Open (Source) Sesame

Why are open-source models gaining traction, and why might they win in the long term?

and

Oct 27, 2023

Thanks to our now 1.6K+ subscribers! Please continue to subscribe and share with colleagues, friends, or anyone you think would enjoy staying current on the latest trends in AI :)

A few weeks ago at Madrona’s Intelligent Applications Summit, we heard a keynote from Ali Farhadi (CEO of AI2) on “The State of Open Source Models and the Path to Foundation Models at the Edge”. While the title may be a bit long in the tooth, the central subject certainly wasn’t.
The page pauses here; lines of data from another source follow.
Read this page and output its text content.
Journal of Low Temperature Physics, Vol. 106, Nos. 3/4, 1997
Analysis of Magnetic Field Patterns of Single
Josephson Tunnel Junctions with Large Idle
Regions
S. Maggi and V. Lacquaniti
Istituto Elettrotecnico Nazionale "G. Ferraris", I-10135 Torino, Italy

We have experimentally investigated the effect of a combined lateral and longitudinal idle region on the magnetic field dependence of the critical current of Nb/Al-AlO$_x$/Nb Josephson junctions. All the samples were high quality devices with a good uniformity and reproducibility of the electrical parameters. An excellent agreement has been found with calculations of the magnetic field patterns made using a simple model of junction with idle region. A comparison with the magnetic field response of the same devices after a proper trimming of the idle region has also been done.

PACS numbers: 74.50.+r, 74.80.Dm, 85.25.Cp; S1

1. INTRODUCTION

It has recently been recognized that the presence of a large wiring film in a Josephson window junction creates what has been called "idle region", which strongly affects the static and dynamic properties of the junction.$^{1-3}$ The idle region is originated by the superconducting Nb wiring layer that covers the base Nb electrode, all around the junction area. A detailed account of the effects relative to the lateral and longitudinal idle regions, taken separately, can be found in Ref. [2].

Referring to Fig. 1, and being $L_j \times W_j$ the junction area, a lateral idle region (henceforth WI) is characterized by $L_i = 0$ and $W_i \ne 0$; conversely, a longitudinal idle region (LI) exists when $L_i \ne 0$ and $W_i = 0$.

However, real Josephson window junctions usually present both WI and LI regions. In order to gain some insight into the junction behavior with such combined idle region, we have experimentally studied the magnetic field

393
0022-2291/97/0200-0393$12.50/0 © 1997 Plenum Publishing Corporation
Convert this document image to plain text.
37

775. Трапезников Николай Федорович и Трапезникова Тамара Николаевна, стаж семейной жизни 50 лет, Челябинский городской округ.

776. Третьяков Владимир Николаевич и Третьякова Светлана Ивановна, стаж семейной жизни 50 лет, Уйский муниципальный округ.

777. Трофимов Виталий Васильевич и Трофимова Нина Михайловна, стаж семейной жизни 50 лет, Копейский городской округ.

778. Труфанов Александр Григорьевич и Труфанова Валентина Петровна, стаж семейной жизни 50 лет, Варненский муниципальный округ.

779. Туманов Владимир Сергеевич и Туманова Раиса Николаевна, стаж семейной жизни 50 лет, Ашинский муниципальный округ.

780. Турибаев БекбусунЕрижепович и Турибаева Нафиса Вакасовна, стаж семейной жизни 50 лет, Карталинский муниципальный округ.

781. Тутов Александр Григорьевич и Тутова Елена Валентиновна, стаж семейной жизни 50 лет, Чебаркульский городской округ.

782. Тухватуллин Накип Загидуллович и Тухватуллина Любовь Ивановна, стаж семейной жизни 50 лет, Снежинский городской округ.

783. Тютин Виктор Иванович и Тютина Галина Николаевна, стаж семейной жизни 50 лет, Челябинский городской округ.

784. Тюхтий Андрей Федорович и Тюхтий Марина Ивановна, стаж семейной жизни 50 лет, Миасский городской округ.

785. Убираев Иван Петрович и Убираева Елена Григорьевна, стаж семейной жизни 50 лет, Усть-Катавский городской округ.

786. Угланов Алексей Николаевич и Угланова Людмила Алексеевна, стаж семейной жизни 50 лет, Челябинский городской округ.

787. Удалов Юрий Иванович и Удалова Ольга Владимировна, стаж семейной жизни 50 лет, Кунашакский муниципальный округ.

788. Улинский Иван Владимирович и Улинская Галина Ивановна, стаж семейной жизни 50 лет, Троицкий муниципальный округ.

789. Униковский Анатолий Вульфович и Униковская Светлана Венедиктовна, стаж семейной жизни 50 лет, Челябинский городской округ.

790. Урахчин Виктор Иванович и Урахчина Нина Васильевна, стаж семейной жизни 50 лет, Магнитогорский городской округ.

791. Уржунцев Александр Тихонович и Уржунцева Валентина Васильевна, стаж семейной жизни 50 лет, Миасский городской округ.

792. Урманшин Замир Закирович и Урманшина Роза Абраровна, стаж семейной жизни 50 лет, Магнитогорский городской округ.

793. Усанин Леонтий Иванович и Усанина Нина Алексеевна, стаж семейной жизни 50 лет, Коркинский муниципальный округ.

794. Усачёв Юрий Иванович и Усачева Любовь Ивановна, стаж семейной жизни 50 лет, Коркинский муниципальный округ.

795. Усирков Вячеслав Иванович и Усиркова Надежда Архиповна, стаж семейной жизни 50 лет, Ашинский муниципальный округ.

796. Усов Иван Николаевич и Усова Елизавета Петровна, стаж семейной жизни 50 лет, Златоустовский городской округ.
At its heart, Ali made a passionate case for why open-source AI models can be so powerful, and how they can help advance the entire AI community forward in a number of ways, including their proliferation from the domain of AI researchers and now fully into production through real-world applications. In this week’s post, we thought it would be interesting to double-click into the history of open-source models and share why believe this framework will lead to meaningful value generation in the long-term, and is a necessary and powerful counterweight to open-source models.

As this is an evolving market with a variety of vendors, consumers, and end goals, we expect this post to be the first in a mini-series where we explore different parts of the open source AI stack.

You can listen to Ali Farhadi’s keynote here:

A Brief History of How We Got Here

Open-source refers to the approach by which source code of a project or product is available which allows anybody the ability to modify, inspect, or re-use the software, which ultimately drives more collaboration, transparency, innovation, and accessibility. One of the earliest pioneers of the open source movement was Linus Torvalds who developed Linux in the early 1990s. Over the years, there have been many AI-related open-source projects, most commonly PyTorch Foundation, Linux Foundation, and Apache Foundation. There are also open-source projects managed by companies like Databrick’s MLFlow and Google’s TensorFlow.

While the open-source model movement began in 2018 when Google first released BERT, since then, we’ve seen the release of T5, OpenAI’s GPT-2 and ElethurAI’s GPT-J. In 2023, we really started to see an influx of new Open-source LLMs including Meta’s LlaMa-2, Databrick’s Dolly 2.0, MosaicML MPT-7B, TTI’s Falcon 40B, BLOOM, Stable Diffusion, and many more. These open-source models have taken the world by storm given their increased performance and accuracy. HuggingFace has built its entire business model around open-source models and making these models easy to access and understand.

So what about these models makes them “open”? Open-source models are binaries of ML models that are pre-trained on very large datasets (billion-trillion parameters). The binaries themselves are released to the public for everyone to use. The underlying code and architecture include the model, the weights, parameters and optimizer state, the data set (in some cases the raw data), and scripts for configuration which ultimately allows the developers to experiment for free. We have seen a significant uptick in the release of open-source models along with applications being built on top of open source models.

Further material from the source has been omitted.